Only four and a half days have passed since my wife returned home from her very long stint in the hospital (two stays) and rehabilitation facilities (two facilities). While I do not doubt for a minute the value of her time in the hospital, I think the rehabilitation facilities were worse than wastes of time. Perhaps they help many people; they did not help my wife. They greatly exacerbated her condition. Instead of seeking ways of counteracting the effects of long-term COVID-19-forced solitude, they simply isolated her and said, in effect, “we’re just following the rules; we have no responsibility for addressing the impact of what amounts to solitary confinement.” Am I bitter? You bet I am. I am more than bitter. I am enraged that facilities ostensibly dedicated to the health and well-being of people, particularly elderly people, simply shrug their shoulders and say “there’s nothing we can do.” What they lack in creativity is made up for in their abundance of incompetence, in my view.
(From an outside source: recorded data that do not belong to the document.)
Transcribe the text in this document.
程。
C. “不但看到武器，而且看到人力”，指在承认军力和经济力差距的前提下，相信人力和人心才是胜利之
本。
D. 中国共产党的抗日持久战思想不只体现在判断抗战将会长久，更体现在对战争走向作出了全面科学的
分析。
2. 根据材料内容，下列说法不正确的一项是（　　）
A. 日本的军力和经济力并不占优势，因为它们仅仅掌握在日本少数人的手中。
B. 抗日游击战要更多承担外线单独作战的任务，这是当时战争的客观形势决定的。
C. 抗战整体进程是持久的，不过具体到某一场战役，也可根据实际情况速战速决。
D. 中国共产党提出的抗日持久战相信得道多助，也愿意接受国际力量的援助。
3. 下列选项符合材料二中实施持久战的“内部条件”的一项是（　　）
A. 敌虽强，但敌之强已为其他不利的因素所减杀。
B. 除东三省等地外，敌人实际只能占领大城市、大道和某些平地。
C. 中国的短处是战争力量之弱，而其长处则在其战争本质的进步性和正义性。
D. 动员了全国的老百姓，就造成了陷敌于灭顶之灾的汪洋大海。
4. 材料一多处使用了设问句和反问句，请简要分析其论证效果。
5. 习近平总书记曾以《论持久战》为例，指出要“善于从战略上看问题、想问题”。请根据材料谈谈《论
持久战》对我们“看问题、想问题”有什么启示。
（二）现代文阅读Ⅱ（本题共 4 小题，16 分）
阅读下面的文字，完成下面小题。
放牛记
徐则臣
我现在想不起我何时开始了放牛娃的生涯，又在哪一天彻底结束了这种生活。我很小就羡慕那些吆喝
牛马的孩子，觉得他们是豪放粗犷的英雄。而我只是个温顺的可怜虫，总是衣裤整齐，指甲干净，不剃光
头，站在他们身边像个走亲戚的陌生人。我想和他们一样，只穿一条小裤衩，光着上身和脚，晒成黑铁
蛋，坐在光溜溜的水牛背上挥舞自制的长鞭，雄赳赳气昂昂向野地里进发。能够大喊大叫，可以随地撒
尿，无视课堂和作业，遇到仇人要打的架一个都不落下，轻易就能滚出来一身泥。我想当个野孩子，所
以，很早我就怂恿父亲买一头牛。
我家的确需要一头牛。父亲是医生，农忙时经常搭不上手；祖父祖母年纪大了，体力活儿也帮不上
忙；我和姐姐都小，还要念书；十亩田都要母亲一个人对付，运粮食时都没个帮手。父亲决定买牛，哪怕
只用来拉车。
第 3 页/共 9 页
Despite my best intentions and my belief that I can do what needs to be done, I am getting tired. It’s physical tiredness, brought on by rising every three hours during the night (a nurse told me it should be every two hours, but I just cannot do it) to monitor her and rotate her position, causing strained neck and shoulder muscles. I have no complaints about doing it, yet I know I can’t keep it up for a long time because I will become useless to my wife if I do. So, I have decided to engage a company to provide 24/7 care for at least two weeks; the company does not yet know when it can start on that schedule, but when the schedule starts, I will devote my full time to exploring options. In the interim, I will find ways to improve my wife’s comfort and to lighten my load so I can, perhaps, continue caring for her for a much longer time. Ideally, I can help her with her physical therapy exercises to the extent that she can become at least modestly independent. Though I am hopeful, I am not confident that can happen. But I will do everything I can to bring it about.
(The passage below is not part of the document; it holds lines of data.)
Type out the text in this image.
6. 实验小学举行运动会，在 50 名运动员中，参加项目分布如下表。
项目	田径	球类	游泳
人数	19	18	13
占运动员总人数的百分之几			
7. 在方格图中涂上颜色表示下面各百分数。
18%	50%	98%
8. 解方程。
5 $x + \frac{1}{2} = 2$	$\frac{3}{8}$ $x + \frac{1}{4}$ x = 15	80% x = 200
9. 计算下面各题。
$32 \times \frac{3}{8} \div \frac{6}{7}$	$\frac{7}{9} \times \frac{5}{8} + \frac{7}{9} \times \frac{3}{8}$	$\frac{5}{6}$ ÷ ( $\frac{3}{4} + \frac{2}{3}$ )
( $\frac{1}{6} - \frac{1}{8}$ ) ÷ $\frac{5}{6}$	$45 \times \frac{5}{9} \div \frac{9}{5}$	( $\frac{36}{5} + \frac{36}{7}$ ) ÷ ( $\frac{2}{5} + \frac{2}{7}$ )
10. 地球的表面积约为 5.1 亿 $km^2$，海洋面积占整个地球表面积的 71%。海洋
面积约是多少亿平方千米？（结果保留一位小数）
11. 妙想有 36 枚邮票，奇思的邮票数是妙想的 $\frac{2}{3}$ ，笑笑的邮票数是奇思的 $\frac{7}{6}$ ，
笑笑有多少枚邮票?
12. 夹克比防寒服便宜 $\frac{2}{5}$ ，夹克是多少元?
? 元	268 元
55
Fortunately, many people have stepped forward to offer help in the way of shopping, meal preparation, handling errands, and the like. I am extremely grateful for those people; with their assistance, my hope may well be fulfilled.
Thus far, my wife has been eating very, very little. She refuses much food, saying she gets full very quickly or that her stomach is upset. That worries me. That worry, among others, will be the subject of a conversation I will have with a nurse who will come to the house at noon today. She also has been reluctant to do her physical therapy exercises; she says she is too tired and simply wants to sleep. That, too, worries me. I wonder whether her enormous number of prescription medications might contribute to both her lack of appetite and her lethargy.
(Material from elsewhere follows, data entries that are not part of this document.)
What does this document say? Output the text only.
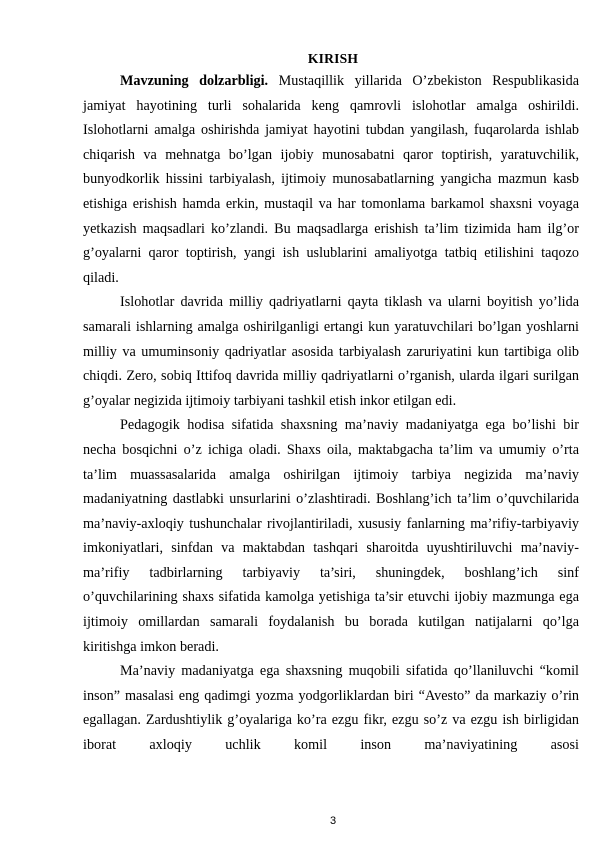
KIRISH

Mavzuning dolzarbligi. Mustaqillik yillarida O’zbekiston Respublikasida jamiyat hayotining turli sohalarida keng qamrovli islohotlar amalga oshirildi. Islohotlarni amalga oshirishda jamiyat hayotini tubdan yangilash, fuqarolarda ishlab chiqarish va mehnatga bo’lgan ijobiy munosabatni qaror toptirish, yaratuvchilik, bunyodkorlik hissini tarbiyalash, ijtimoiy munosabatlarning yangicha mazmun kasb etishiga erishish hamda erkin, mustaqil va har tomonlama barkamol shaxsni voyaga yetkazish maqsadlari ko’zlandi. Bu maqsadlarga erishish ta’lim tizimida ham ilg’or g’oyalarni qaror toptirish, yangi ish uslublarini amaliyotga tatbiq etilishini taqozo qiladi.

Islohotlar davrida milliy qadriyatlarni qayta tiklash va ularni boyitish yo’lida samarali ishlarning amalga oshirilganligi ertangi kun yaratuvchilari bo’lgan yoshlarni milliy va umuminsoniy qadriyatlar asosida tarbiyalash zaruriyatini kun tartibiga olib chiqdi. Zero, sobiq Ittifoq davrida milliy qadriyatlarni o’rganish, ularda ilgari surilgan g’oyalar negizida ijtimoiy tarbiyani tashkil etish inkor etilgan edi.

Pedagogik hodisa sifatida shaxsning ma’naviy madaniyatga ega bo’lishi bir necha bosqichni o’z ichiga oladi. Shaxs oila, maktabgacha ta’lim va umumiy o’rta ta’lim muassasalarida amalga oshirilgan ijtimoiy tarbiya negizida ma’naviy madaniyatning dastlabki unsurlarini o’zlashtiradi. Boshlang’ich ta’lim o’quvchilarida ma’naviy-axloqiy tushunchalar rivojlantiriladi, xususiy fanlarning ma’rifiy-tarbiyaviy imkoniyatlari, sinfdan va maktabdan tashqari sharoitda uyushtiriluvchi ma’naviy-ma’rifiy tadbirlarning tarbiyaviy ta’siri, shuningdek, boshlang’ich sinf o’quvchilarining shaxs sifatida kamolga yetishiga ta’sir etuvchi ijobiy mazmunga ega ijtimoiy omillardan samarali foydalanish bu borada kutilgan natijalarni qo’lga kiritishga imkon beradi.

Ma’naviy madaniyatga ega shaxsning muqobili sifatida qo’llaniluvchi “komil inson” masalasi eng qadimgi yozma yodgorliklardan biri “Avesto” da markaziy o’rin egallagan. Zardushtiylik g’oyalariga ko’ra ezgu fikr, ezgu so’z va ezgu ish birligidan iborat axloqiy uchlik komil inson ma’naviyatining asosi

3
It occurs to me that my words here may seem like I am wallowing in self-pity. I am not. I simply recognize my limitations in filling my wife’s caregiving needs. That is not self-pity; it is self-knowledge. The fact that I do not have more to give bothers me, but that’s simply a fact of life. I will do everything I can, and then some, for as long as I can. I hope the respite provided by 24/7 care will enable me to develop a strategy that will lead to a positive long-term result.
Time to prepare the morning medicines.